Да разве медике ваш буточник учился?

Квартальный.

Нет-с, прежде в конюхах придворных находился.

А там какой-то был из немцев коновал,

Всю хиромантию и докторство он знал.

Там этот вкруг него всегда почти вертелся,

И медицины он препропасть насмотрелся.

Припарку ли сварить, проносное ли дать -

Все знает, и он мне старался помогать.

(Показывает на подбитый глаз.)

Председатель

А это что?

Квартальный.

За храбрость дали звезду.

(Смеясь.)

Третьего дня я был в театре у разъезду,

Так кучер там задел по роже кулаком.

Председатель.

И ты не возымел претензию о том?

Квартальный.

Ну, где мне с ним тягаться?

Тебя же обвинят. Ну, как, дескать, связаться

Тебе да с кучером, — да это нам пустяк,

Случается, что нас колотят и не так.

Председатель.

Да, должность такова, тут нечего дивиться,

Зато в другой статье ущерб вознаградится.
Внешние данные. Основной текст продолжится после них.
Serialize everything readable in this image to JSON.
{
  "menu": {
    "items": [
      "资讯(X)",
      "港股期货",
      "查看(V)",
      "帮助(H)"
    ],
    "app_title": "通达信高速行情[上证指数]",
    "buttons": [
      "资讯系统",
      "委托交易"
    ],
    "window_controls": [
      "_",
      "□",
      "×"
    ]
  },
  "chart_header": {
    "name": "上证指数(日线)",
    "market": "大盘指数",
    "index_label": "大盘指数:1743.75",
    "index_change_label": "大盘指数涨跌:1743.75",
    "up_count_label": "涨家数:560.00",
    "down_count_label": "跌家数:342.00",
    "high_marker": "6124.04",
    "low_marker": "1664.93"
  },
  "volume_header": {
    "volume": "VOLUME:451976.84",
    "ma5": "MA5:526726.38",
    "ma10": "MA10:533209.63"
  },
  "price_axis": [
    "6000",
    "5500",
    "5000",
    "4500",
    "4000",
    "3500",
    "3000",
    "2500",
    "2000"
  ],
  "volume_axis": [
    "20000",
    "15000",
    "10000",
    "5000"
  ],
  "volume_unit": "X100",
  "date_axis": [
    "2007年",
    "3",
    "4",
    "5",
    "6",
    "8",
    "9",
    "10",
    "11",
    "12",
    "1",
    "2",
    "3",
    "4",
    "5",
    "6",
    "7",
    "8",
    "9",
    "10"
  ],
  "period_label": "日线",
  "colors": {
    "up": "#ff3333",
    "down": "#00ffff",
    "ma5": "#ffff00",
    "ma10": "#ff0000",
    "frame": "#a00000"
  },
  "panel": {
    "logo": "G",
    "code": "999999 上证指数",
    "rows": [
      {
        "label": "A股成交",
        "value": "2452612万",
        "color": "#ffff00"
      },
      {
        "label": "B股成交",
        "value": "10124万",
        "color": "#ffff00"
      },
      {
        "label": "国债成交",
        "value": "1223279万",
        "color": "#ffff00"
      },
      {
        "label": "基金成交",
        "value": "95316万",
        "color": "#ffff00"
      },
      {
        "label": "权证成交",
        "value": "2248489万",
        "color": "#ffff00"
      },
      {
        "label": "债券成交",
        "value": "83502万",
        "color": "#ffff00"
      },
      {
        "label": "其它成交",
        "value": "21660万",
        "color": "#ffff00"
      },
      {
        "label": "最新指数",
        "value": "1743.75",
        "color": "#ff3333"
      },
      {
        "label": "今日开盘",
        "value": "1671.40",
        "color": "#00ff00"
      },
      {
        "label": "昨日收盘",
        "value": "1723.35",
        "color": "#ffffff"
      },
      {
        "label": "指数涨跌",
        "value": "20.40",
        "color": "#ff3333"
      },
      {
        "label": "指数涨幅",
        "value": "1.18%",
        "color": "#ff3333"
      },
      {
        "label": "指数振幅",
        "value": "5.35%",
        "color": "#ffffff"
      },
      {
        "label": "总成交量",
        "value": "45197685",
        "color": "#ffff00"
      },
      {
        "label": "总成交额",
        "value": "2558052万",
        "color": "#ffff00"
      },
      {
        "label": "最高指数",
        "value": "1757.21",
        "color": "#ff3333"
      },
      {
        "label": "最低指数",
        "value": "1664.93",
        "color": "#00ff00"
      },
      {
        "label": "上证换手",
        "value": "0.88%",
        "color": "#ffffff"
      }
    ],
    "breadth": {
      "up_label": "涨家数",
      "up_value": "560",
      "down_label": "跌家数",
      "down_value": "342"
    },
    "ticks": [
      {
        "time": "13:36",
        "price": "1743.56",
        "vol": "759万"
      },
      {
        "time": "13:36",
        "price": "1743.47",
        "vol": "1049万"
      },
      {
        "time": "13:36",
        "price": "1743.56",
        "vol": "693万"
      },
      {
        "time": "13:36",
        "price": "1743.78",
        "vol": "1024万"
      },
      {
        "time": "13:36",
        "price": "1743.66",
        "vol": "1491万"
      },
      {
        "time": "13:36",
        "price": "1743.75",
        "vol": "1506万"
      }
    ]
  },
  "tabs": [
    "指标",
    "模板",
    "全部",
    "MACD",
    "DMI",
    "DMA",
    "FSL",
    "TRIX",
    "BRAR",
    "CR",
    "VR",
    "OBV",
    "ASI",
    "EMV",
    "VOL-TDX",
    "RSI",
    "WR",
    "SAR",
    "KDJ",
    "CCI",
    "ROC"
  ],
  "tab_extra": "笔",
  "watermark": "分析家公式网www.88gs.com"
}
(Указывая на карман. Оба смеются, а квартальный, смеясь, кланяется председателю с видимым почтением)".

Весь город сожалел о бедных квартальных, которые самим начальством публично были выставляемы как бы на поругание.

Вот был дух времени общества, с 1801 до 1816 года! Но, к сожалению, это было не в одном Курске. В 1816 году я уже расстался с Курском навсегда, и первый дебют был в Харькове, где скоро увидал все то же, и в доказательство тому служит повесть графа Соллогуба "Собачка". Она писана из моего рассказа, и все было в действительности так, как описано, и автором даже еще много смягчено.

Вот было время! Благодаря богу, мы настолько уж выросли, что теперь сами стыдимся тогдашнего образа мыслей, а потому и Курску в настоящее время нечего оскорбляться за высказанную истину.

Мои записки будут иметь одно достоинство — истину. Я ничего не солгу, а записываю только то, что было в действительности.


IX.
Доброе старое время

Многое, виденное мною в жизни, я не записывал, но время, этот великий учитель, указал мне необходимость передать людям многое, чему я был свидетелем: оно будет дорисовывать тот век и образ мыслей людей тогдашнего времени.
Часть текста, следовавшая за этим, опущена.